I am not sure whether I am following the correct approach for dequantization. Would be great if someone could point me to some code or documentation on how I can recreate the exact original tensor from the weights.

As a follow up question, I know that for some models there are outlier values that are not quantized even though other values in the tensor are quantized. However I could not find this information in the state_dict. How can we find and handle these values during the dequantization process?

LuckMonkeys · Answer 1 · Thu Apr 25 2024 10:43:03 GMT+0800 (China Standard Time)

Hello, I came across the issue you posted about tensor dequantization and was wondering if there has been any progress since it was initially raised. Specifically, are you still using the method (weight_SCB.unsqueeze(1) * weight)/127 for dequantizing the tensor? If so, has it proved to be effective, or have you encountered any problems? I am facing a similar challenge and any insights you could share would be greatly appreciated.

Raunak Shah · Answer 2 · Thu Apr 25 2024 13:37:27 GMT+0800 (China Standard Time)

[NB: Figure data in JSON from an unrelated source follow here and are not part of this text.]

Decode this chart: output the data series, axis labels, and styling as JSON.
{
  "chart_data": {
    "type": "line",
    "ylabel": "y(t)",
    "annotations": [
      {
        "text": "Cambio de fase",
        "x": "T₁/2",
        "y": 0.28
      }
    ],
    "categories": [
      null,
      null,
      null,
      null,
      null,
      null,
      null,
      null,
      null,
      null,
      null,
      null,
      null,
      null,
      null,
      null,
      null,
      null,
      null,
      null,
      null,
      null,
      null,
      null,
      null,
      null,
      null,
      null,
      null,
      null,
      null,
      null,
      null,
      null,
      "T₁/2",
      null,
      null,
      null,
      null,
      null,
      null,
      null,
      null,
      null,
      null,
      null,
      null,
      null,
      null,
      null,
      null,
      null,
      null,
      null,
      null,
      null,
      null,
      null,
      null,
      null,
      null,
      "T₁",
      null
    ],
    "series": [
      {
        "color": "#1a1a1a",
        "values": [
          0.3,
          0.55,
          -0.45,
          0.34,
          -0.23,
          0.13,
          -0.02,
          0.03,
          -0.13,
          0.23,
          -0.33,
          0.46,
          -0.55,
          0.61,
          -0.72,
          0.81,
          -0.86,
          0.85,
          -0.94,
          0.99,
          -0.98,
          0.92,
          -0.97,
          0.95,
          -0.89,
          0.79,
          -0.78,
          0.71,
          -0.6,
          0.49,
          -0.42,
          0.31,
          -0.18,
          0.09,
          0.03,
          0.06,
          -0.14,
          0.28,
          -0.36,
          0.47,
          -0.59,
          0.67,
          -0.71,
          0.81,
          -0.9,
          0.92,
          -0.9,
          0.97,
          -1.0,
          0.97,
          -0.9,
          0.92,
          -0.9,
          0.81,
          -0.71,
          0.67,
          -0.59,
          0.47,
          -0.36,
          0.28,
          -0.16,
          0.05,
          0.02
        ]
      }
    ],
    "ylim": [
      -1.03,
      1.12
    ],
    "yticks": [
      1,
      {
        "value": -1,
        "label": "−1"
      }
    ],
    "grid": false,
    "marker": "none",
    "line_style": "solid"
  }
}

I think dequantizing the tensor to recover the exact original is not possible, since the quantization process involves rounding. When dequantization is used, however, I don't think the error matters that much based on the results I have seen in papers.
I haven't tested the impact of using the above formula on training/inference myself.

LuckMonkeys · Answer 3 · Thu Apr 25 2024 16:06:19 GMT+0800 (China Standard Time)

Thanks for the quick reply! I totally agree that perfect dequantization isn’t possible due to rounding during quantization. I’m planning to test the method (weight_SCB.unsqueeze(1) * weight)/127 you mentioned to see how it goes in practice. Appreciate your insights!